Journalists Owen Jones and Gary Younge were joined outside the University’s Richard Hoggart Building by Apsana Begum, Labour MP for Poplar and Limehouse, and acclaimed poet Michael Rosen, who also works in the education department at Goldsmiths. 

“I am reminded that I am back here again, I was here in solidarity and now I’m here along with you in the same profession, fighting for our rights and conditions,” began former Guardian journalist Gary Younge, who is now a professor of Sociology at the University of Manchester. 

He spoke on a similar picket line during a strike over pensions at Goldsmiths in 2018: “There is something quite important about the fact that we’re still here, they haven’t ground us down.” 

Younge, who authored the books No Place Like Homethe Story of a Black Briton’s Journey Through the American South and The Speech: The Story Behind Dr. Martin Luther King Jr.’s Dream, told the crowd that black creative writing, black history, and queer studies courses are some of the programmes most threatened by the proposed cuts.  

“When they come to put their brochures out they will make it look like the United Nations,” said Younge, “there will be black and asian faces all over the place and they will try to present themselves as a modern, diverse organisation. But we want equal opportunities, not photo opportunities.” 

He continued: “These things that we have, we have because we fought for them and we will only keep them by fighting for them. When you fight there is no guarantee that you will win, but if you don’t fight what is guaranteed is that you won’t win.” 

Speaking to Raven News after his speech, Younge criticised the government’s failure to see education as a public good – “an uneducated society is a poorer society” – and the forcing of debt onto students. In light of prominent threats to the future of black humanities courses and black academics, he described Goldsmiths’ rhetoric around diversity as “a way of looking different and acting the same.” 

Younge was followed by Begum, who worked as Diversity and Inclusion Officer at Queen Mary University, an associated institution of Goldsmiths: “As someone who has previously worked in higher education, I know your struggle.”

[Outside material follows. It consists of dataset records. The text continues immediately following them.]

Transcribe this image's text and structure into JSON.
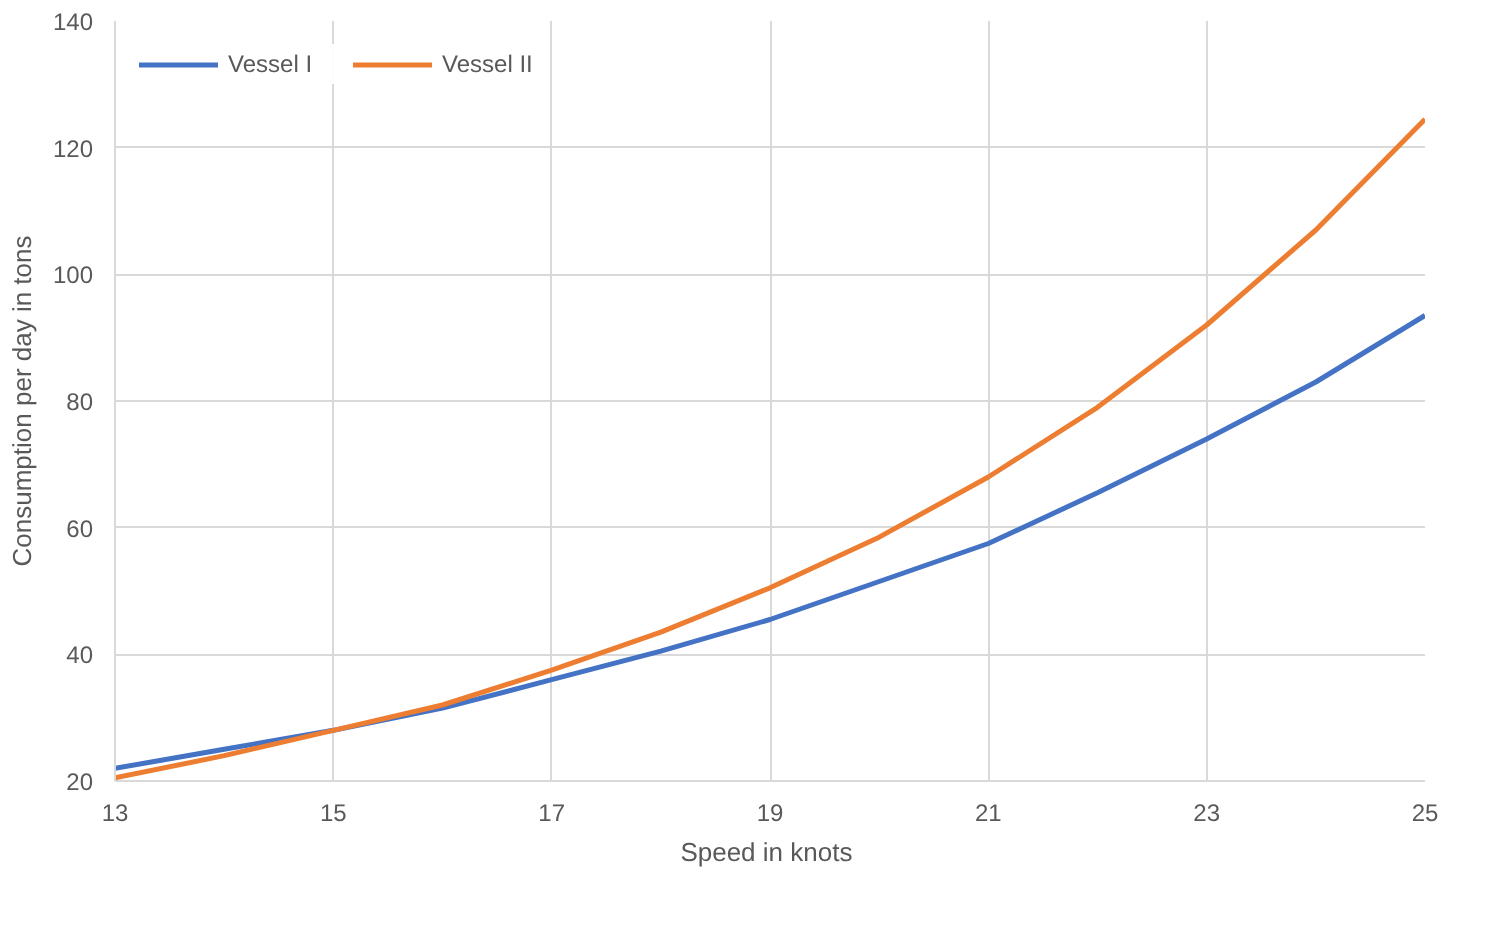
{
  "chart_data": {
    "type": "line",
    "xlabel": "Speed  in knots",
    "ylabel": "Consumption per day in tons",
    "x": [
      13,
      14,
      15,
      16,
      17,
      18,
      19,
      20,
      21,
      22,
      23,
      24,
      25
    ],
    "series": [
      {
        "name": "Vessel I",
        "color": "#4472c4",
        "values": [
          22,
          25,
          28,
          31.5,
          36,
          40.5,
          45.5,
          51.5,
          57.5,
          65.5,
          74,
          83,
          93.5
        ]
      },
      {
        "name": "Vessel II",
        "color": "#ed7d31",
        "values": [
          20.5,
          24,
          28,
          32,
          37.5,
          43.5,
          50.5,
          58.5,
          68,
          79,
          92,
          107,
          124.5
        ]
      }
    ],
    "xlim": [
      13,
      25
    ],
    "xticks": [
      13,
      15,
      17,
      19,
      21,
      23,
      25
    ],
    "ylim": [
      20,
      140
    ],
    "yticks": [
      20,
      40,
      60,
      80,
      100,
      120,
      140
    ],
    "grid": true,
    "legend": "top left",
    "marker": "none",
    "line_style": "solid"
  }
}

“I’ve seen for myself the casualisation of labour, the rising workloads and pay gaps, the falling pay and reduced pensions being normalised in higher education.” 

“If you have money to hire consultants to tell you how to cut, then you have money to protect students and staff and to invest in the long term,” she added. “You’ve spent £3.5 million on the restructure so far, that is a disgrace and a scandal.” 

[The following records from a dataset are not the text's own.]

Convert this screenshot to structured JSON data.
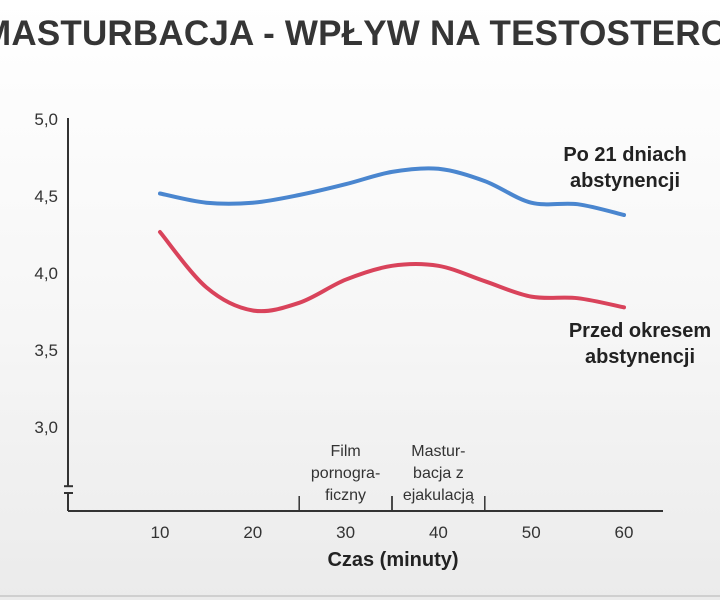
{
  "title": "MASTURBACJA - WPŁYW NA TESTOSTERON",
  "chart_data": {
    "type": "line",
    "xlabel": "Czas (minuty)",
    "ylabel": "",
    "x": [
      10,
      15,
      20,
      25,
      30,
      35,
      40,
      45,
      50,
      55,
      60
    ],
    "xticks": [
      10,
      20,
      30,
      40,
      50,
      60
    ],
    "yticks": [
      "5,0",
      "4,5",
      "4,0",
      "3,5",
      "3,0"
    ],
    "ytick_values": [
      5.0,
      4.5,
      4.0,
      3.5,
      3.0
    ],
    "ylim": [
      2.7,
      5.0
    ],
    "xlim": [
      6,
      64
    ],
    "grid": false,
    "series": [
      {
        "name": "Po 21 dniach abstynencji",
        "label_lines": [
          "Po 21 dniach",
          "abstynencji"
        ],
        "color": "#4a86cf",
        "values": [
          4.51,
          4.45,
          4.45,
          4.5,
          4.57,
          4.65,
          4.67,
          4.59,
          4.45,
          4.44,
          4.37
        ]
      },
      {
        "name": "Przed okresem abstynencji",
        "label_lines": [
          "Przed okresem",
          "abstynencji"
        ],
        "color": "#d9435b",
        "values": [
          4.26,
          3.9,
          3.75,
          3.8,
          3.95,
          4.04,
          4.04,
          3.94,
          3.84,
          3.83,
          3.77
        ]
      }
    ],
    "annotations": [
      {
        "lines": [
          "Film",
          "pornogra-",
          "ficzny"
        ],
        "x_from": 25,
        "x_to": 35
      },
      {
        "lines": [
          "Mastur-",
          "bacja z",
          "ejakulacją"
        ],
        "x_from": 35,
        "x_to": 45
      }
    ]
  }
}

Owen Jones, another Guardian columnist and activist, also spoke to the assembled crowd of around 40 staff and students: “It’s ironic that the same government that saddled students with debt are also attacking staff conditions, and then pit students against staff by saying that they’re not giving you your money’s worth,” said Jones, whose twin sister studied Fine Art at Goldsmiths, “these are classic divide and rule tactics.” 

After the event, Raven journalists asked Jones how best students could mobilise and fight for their rights during the strike: “Resist the idea that you’re customers, you’re not. You’re students.” 

“This isn’t a consumer good, it’s a social good that’s good for you and good for society. They want you to feel like you’re customers because they want to reduce everything to its market value.” 

Image shows Owen Jones talking into a microphone in front of a banner that reads "PICKET LINE, DO NOT CROSS".

Owen Jones, columnist, author and activist, speaks to the crowd.

“Your university workers fought unanimously against the tuition fees increase in 2010 and now the government are saying you should be angry with those same university workers because they’ve made you pay all that money.” 

“One of the biggest things students can do is fight back vocally against divide and rule tactics and make it clear that their anger with tuition fees and debt is directed at the government and not with their underpaid, insecure, overworked academic workers who are there to support them in education.”  

“Spreading that message to other students is very important.” 

“Labour has abdicated its responsibilities as an opposition, but for now at least their policy remains to abolish tuition fees; you can’t trust a single word Keir Starmer says, but that remains the official policy.” 

“Another thing students can do is put pressure on the Labour leadership to stand by that proposal.”

Later that day, GUCU members voted to continue the strike into the next term should the senior management team continue to push ahead with their current plans. 

Details of what that continued industrial action will look like are still being figured out and students will have to wait until the new year for a clearer understanding of how things will work. 

Goldsmiths students have announced a tuition fee strike in solidarity with staff strikes.